No concentration camps in China just 'vocational training centres,' says envoy
Michael Spavor, Michael Kovrig being treated fairly under Chinese law, says Cong Peiwu
Detention camps housing perhaps as many as one million ethnic Uighurs in western China are nothing more than "vocational training centres," the country's ambassador to Canada insisted on Wednesday.
Cong Peiwu, speaking at a security and defence conference in Ottawa, was put on the hot seat several times during a panel discussion about the competition between great powers in the Middle East.
He discussed how China could use soft power influence in the troubled region while being asked whether it is detaining a substantial number of Muslim Uighurs against their will in high-tech concentration camps.
Cong took issue with the characterization.
"There's nothing like concentration camps in China," he said.
Last fall, a leak of internal Chinese government documents to the International Consortium of Investigative Journalists (ICIJ) painted a stark picture of camps, which have been built across Xinjiang region in the past three years.
The leaked documents, dubbed "The China Cables" by the ICJI, contain a nine-page 2017 memo, sent from the then deputy-secretary of province's Communist Party to the officials in charge of the camps.
The memo spells out how the camps should be run as high-security prisons, complete with strict discipline and punishments.
The publication of the records by media outlets around the world, including CBC News, caused a sensation and led to condemnation from several governments, including Global Affairs Canada, which said it was concerned about "credible reports of the mass detention, repression and surveillance" in Xinjiang.
Chinese officials, including Cong, have responded by attempting to discredit the reports.

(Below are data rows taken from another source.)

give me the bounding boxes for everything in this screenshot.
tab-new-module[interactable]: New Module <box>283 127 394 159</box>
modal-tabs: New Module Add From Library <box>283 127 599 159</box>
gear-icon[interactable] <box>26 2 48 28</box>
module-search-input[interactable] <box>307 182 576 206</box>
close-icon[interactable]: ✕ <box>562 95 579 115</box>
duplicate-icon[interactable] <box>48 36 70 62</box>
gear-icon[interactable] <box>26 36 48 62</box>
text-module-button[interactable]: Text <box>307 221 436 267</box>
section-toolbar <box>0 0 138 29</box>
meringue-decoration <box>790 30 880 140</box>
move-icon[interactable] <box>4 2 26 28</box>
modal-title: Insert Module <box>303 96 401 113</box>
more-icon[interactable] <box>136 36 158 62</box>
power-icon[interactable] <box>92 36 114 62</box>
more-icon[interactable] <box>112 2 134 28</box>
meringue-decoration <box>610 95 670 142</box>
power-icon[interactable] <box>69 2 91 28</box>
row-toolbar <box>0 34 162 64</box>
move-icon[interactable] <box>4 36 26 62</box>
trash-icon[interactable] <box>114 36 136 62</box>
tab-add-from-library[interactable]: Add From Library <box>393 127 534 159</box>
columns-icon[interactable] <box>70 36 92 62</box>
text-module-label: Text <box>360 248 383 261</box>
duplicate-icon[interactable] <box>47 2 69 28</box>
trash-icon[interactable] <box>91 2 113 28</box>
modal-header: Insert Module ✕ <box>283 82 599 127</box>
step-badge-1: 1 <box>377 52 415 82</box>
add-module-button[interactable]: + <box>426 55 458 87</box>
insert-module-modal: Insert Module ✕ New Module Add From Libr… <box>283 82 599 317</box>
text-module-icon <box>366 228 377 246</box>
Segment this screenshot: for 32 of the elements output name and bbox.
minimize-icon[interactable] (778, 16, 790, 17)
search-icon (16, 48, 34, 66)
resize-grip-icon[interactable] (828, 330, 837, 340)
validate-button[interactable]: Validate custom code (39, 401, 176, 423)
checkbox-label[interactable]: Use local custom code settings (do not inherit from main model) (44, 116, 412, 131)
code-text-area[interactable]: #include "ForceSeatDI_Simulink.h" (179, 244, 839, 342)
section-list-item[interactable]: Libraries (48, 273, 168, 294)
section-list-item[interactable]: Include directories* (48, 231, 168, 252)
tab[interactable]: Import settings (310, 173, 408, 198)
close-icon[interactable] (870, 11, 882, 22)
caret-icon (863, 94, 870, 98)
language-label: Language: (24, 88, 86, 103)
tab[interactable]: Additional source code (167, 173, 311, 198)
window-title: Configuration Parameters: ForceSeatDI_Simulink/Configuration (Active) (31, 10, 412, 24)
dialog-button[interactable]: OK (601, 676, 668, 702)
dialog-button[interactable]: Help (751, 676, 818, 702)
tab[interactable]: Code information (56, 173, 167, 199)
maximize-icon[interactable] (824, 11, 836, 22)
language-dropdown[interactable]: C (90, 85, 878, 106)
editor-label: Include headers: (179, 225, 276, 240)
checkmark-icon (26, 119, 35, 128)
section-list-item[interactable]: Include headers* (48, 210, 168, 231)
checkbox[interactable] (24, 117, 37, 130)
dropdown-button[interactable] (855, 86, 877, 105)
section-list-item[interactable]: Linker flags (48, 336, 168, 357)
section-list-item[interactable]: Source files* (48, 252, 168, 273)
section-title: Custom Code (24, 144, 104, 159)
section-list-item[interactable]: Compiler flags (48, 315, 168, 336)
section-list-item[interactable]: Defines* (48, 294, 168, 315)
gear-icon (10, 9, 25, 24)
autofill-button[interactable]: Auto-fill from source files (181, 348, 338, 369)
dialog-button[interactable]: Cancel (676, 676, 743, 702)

"Some of the western media can be misleading you. So, be careful. There's a lot of fake news," he said As for the concentration camps, as you call it ... actually it was used to be vocational training centres."
He stuck to Beijing's often-repeated position that the camps were necessary to quell the unrest from a few years ago.
"So, that's why the government had to take preventative measures when it comes to counter-terrorism," he said.
Cong also faced questions about the detention of two Canadians, Michael Spavor and Michael Kovrig, who have been held for over year, an action widely seen as retaliation for the arrest of Chinese telecommunication executive Meng Wanzhou by federal authorities.
She is wanted in the U.S. in connection with the alleged violation of Iranian sanctions by her company, Huawei.
Cong insisted Spavor and Kovrig are being treated fairly according to Chinese law, although he would not say when the country will present evidence to back up the claims of security officials that the two men are spies and a threat to national security.
He faced several questions about the case during the panel discussion and afterward when speaking with journalists.
The ambassador did suggest the frosty relationship between Canada and China has thawed a bit because of the Liberal government's measured response to the outbreak of the novel coronavirus.
"I would like to commend and appreciate what the Canadian side has done so far in the fight against the outbreak," Cong said. "I think, first, it has adopted a cool-headed approach and an evidence-based manner."
Expressions of "support, solidarity and sympathy" by Canada have been also appreciated, he added.